This question about unit testing best practices mentions designing classes for dependency injection. This got me thinking as to what exactly that might mean.
Having just started working with inversion of control containers I have some ideas on the issue, so let me throw them against the wall and see what sticks.
The way I see it, there are three basic types of dependencies that an object can have.
Also, I should mention that not everything should be DI'ed, if you have a simple bit of functionality that was just convenient to factor out to a throw-away class, it is probably ok to instantiate on the spot. Obviously this is a judgement call; if I found it expedient to write a class such as
class PasswordEqualsVerifier {
public bool Check(string input, string actual) { return input===actual;}
}
I probably wouldn't bother dependency injecting it and would just have an object instantiate it directly inside a using block. The corollary being that if it is worth writing unit tests for, then it is probably worth injecting.
So what do you guys think? Any additional guidelines or contrasting opinions are welcome.
The important thing is to try to code to interfaces and the have your classes accept instances of those interfaces rather than create the instances themselves. You can obviously go crazy with this, but it's a general good practice regardless of unit testing or DI.

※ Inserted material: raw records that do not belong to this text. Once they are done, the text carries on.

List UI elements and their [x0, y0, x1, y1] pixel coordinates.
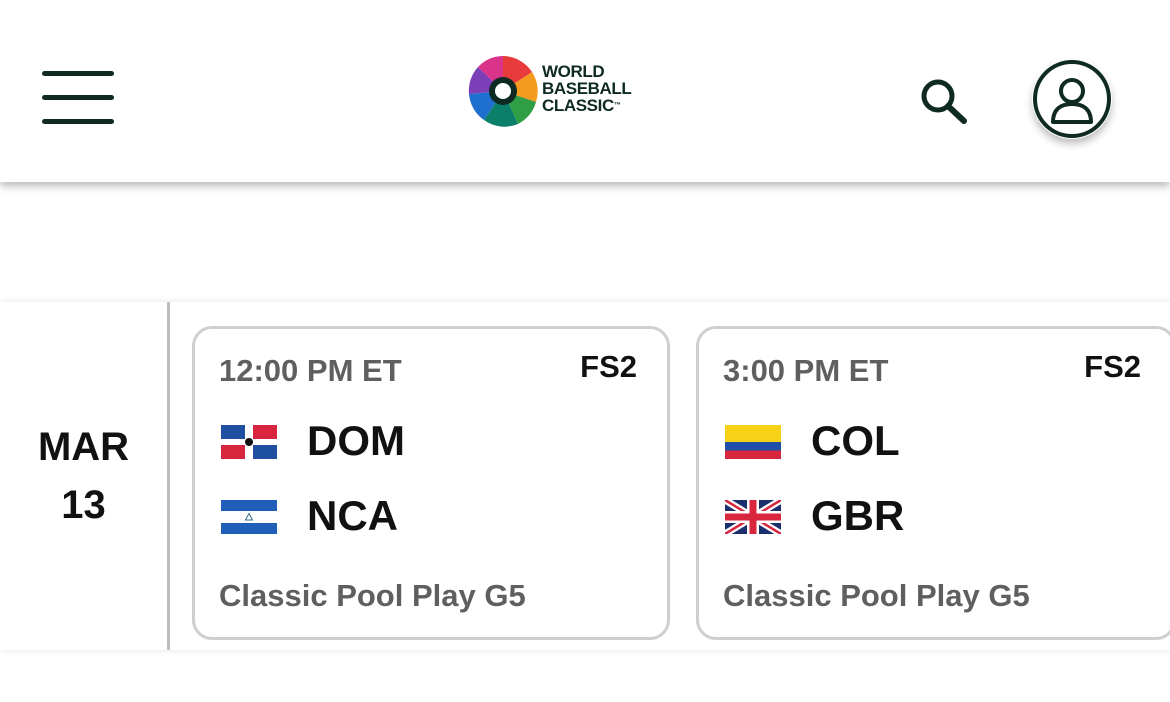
menu-line	[42, 71, 114, 76]
user-account-button[interactable]	[1032, 59, 1112, 139]
wbc-logo-mark-icon	[468, 56, 538, 127]
world-baseball-classic-logo[interactable]: WORLD BASEBALL CLASSIC™	[466, 54, 662, 128]
game-round-label: Classic Pool Play G5	[219, 578, 526, 613]
nicaragua-flag-icon	[221, 500, 277, 534]
top-nav-bar: WORLD BASEBALL CLASSIC™	[0, 0, 1170, 182]
logo-line-classic: CLASSIC™	[542, 97, 662, 114]
hamburger-menu-icon[interactable]	[40, 68, 116, 128]
search-icon[interactable]	[918, 76, 970, 124]
logo-line-classic-text: CLASSIC	[542, 96, 614, 115]
date-column: MAR 13	[0, 302, 170, 650]
logo-trademark: ™	[613, 102, 621, 109]
logo-wordmark: WORLD BASEBALL CLASSIC™	[542, 63, 662, 114]
game-time: 12:00 PM ET	[219, 353, 402, 388]
logo-line-world: WORLD	[542, 62, 605, 81]
tv-network: FS2	[1084, 349, 1141, 384]
game-round-label: Classic Pool Play G5	[723, 578, 1030, 613]
team-abbreviation: COL	[811, 417, 900, 464]
tv-network: FS2	[580, 349, 637, 384]
menu-line	[42, 95, 114, 100]
team-abbreviation: GBR	[811, 492, 905, 539]
schedule-day-row: MAR 13 12:00 PM ET FS2 DOM NCA Classic P…	[0, 302, 1170, 650]
user-account-icon	[1033, 60, 1111, 138]
dominican-republic-flag-icon	[221, 425, 277, 459]
game-card[interactable]: 3:00 PM ET FS2 COL GBR Classic Pool Play…	[696, 326, 1170, 640]
team-abbreviation: DOM	[307, 417, 405, 464]
game-card[interactable]: 12:00 PM ET FS2 DOM NCA Classic Pool Pla…	[192, 326, 670, 640]
menu-line	[42, 119, 114, 124]
date-day: 13	[61, 483, 106, 527]
great-britain-flag-icon	[725, 500, 781, 534]
colombia-flag-icon	[725, 425, 781, 459]
logo-line-baseball: BASEBALL	[542, 79, 632, 98]
game-time: 3:00 PM ET	[723, 353, 889, 388]
date-month: MAR	[37, 425, 130, 469]
team-abbreviation: NCA	[307, 492, 398, 539]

For example, if you have a Data Access Object, you might be inclined to write a base for all DAOs like this:
public class BaseDAO
{
public BaseDAO(String connectionURL,
String driverName,
String username, String password)
{
// use them to create a connection via JDBC, e.g.
}
protected Connection getConnection() { return connection; }
}
However, it would be better to remove this from the class in favor of an interface
public interface DatabaseConnection
{
Connection getConnection();
}
public class BaseDAO
{
public BaseDAO(DatabaseConnection dbConnection)
{
this.dbConnection = dbConnection;
}
protected Connection getConnection() { return dbConnection.getConnection(); }
}
Now, you can provide multilple imlementations of DatabaseConnection
. Even ignoring unit testing, if we assume we are using JDBC, there are two ways to get a Connection
: a connection pool from the container, or directly via using the driver. Now, your DAO code isn't coupled to either strategy.
For testing, you can make a MockDatabaseConnection
that connects to some embedded JDBC implementation with canned data to test your code.